While not a cure-all for the challenges bearing down on the data center, HBM is increasingly playing a pivotal role in the AI boom. It’s becoming one of the core building blocks in AI accelerators in the data center, including NVIDIA’s H100. The data-center GPU, the gold standard in AI training and priced at more than $20,000 per unit, is bordered by 80 GB of HBM3 memory sporting 3.2 Tb/s of memory bandwidth.
That enables larger ML models to fit inside the package’s memory—the next best place to store the models after on-chip SRAM—reducing latency that can limit the performance of AI workloads.
HBM is also part of the plan for any company trying to compete with NVIDIA in the market for AI silicon. Driven largely by next-generation AI accelerator chips, global demand for HBM is estimated to grow by almost 60% annually in 2023, totaling 290 million GB of memory, with another 30% rise in 2024, according to market research firm TrendForce. HBM3 is on track to become mainstream next year.
AMD is leveraging it in even larger quantities in its future AI accelerator chip for the data-center market, the MI300X. The GPU is equipped with up to eight HBM3 cubes, totaling up to 192 GB of memory.
The vast amount of memory means that a single CDNA3-based AI accelerator can run ML models containing up to 80 billion parameters, which the company touted as a record for a single GPU.
More Dimensions, More Memory
As the latest machine-learning models continue to expand—with the most advanced versions measuring tens of billions to trillions of parameters—AI chips in data centers are in dire need of more memory bandwidth.
Micron, which ignored the first generation of HBM3 to focus instead on the more advanced HBM3 Gen2 technology, is betting its high-bandwidth memory chips will help it secure a larger role in the AI boom.

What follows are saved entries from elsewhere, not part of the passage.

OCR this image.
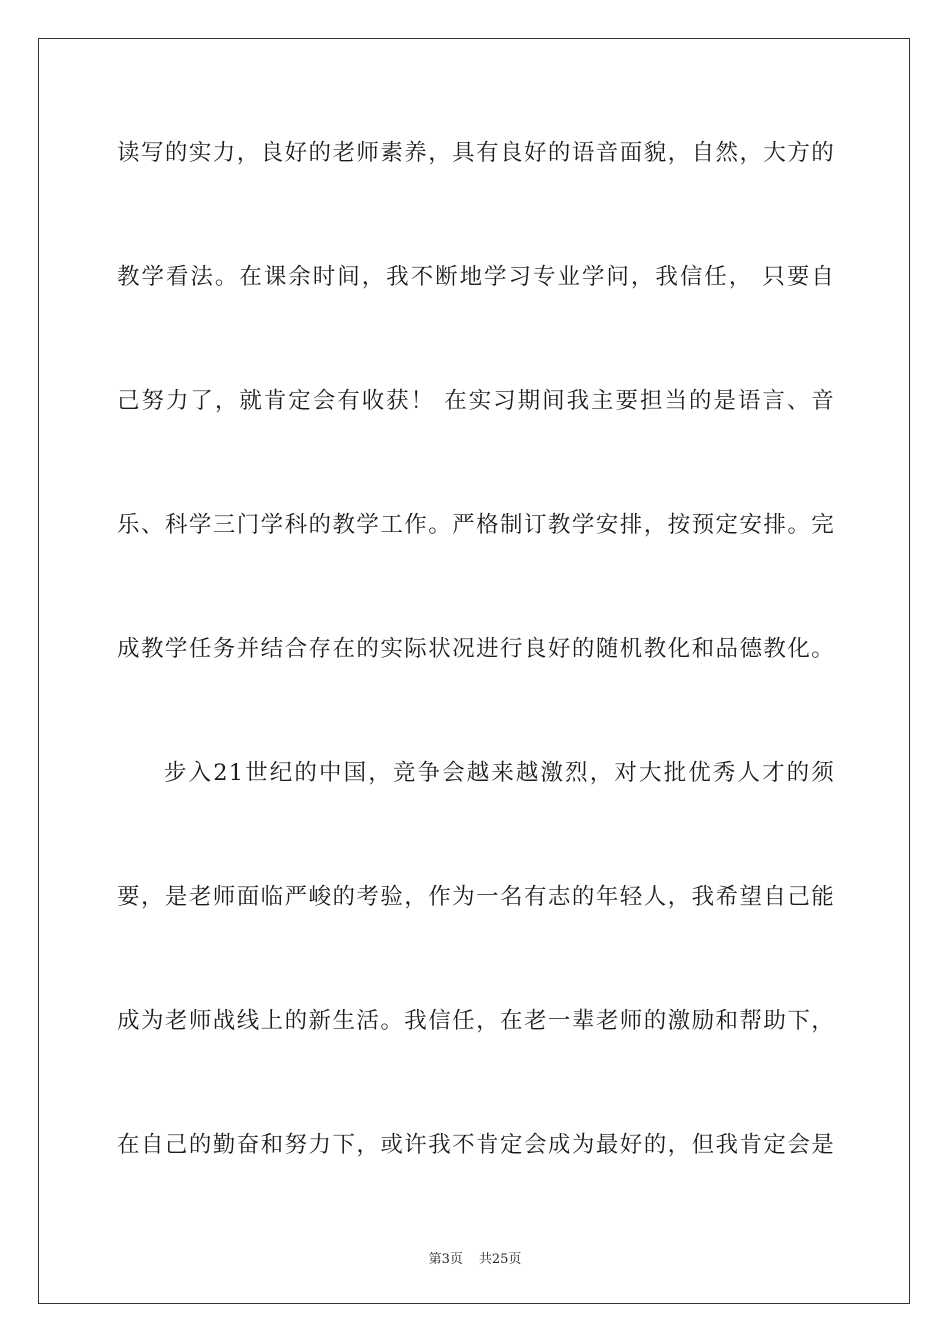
读写的实力，良好的老师素养，具有良好的语音面貌，自然，大方的
教学看法。在课余时间，我不断地学习专业学问，我信任， 只要自
己努力了，就肯定会有收获！ 在实习期间我主要担当的是语言、音
乐、科学三门学科的教学工作。严格制订教学安排，按预定安排。完
成教学任务并结合存在的实际状况进行良好的随机教化和品德教化。
步入21世纪的中国，竞争会越来越激烈，对大批优秀人才的须
要，是老师面临严峻的考验，作为一名有志的年轻人，我希望自己能
成为老师战线上的新生活。我信任，在老一辈老师的激励和帮助下，
在自己的勤奋和努力下，或许我不肯定会成为最好的，但我肯定会是
第3页 共25页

The HBM3 Gen2 memory is based on Micron’s latest 1β DRAM process technology, which gives it the ability to assemble up to eight separate slabs of silicon into a cube-shaped memory chip that contains up to 24 GB of capacity. The company said its new process technology delivers 50% more density at a given stack height and that it plans to start sampling its 12-die stack with 36 GB capacity in the first quarter of 2024.
In addition, its HBM3 Gen2 memory chips feature data rates as fast as 9.2 Gb/s, more than 40% faster than the maximum 6.4-Gb/s speed of the base HBM3 standard.
The performance-to-power ratio and pin speeds of Micron’s HBM help manage the high power demands of data centers, which are being expanded rapidly across the industry for the purposes of AI.
Improved power efficiency is possible thanks to several innovations. Importantly, Micron said it doubled the number of TSVs, enabling more parallel data transfers, which pays dividends in bandwidth and power efficiency while keeping a limit on latency. The paths that data travels through the HBM3 memory chip are more efficient than in its predecessors, too. The company also cited a 5X increase in metal density, helping to reduce thermal impedance in the module.
The performance-per-watt of the HBM3 Gen2 chip, which also has the advantage of being drop-in compatible with existing HBM3 memory chips on the market, is driving cost savings for AI data centers. For an installation of 10 million GPUs, Micron estimated that every 5 W of power savings per HBM attached to it will save operational expenses of up to $550 million in a five-year span.
Micron is also partnering with TSMC to improve the integration of its HBM3 Gen2 memory into AI and other high-performance computing (HPC) chips using TSMC’s 2.5D and 3D packaging tech.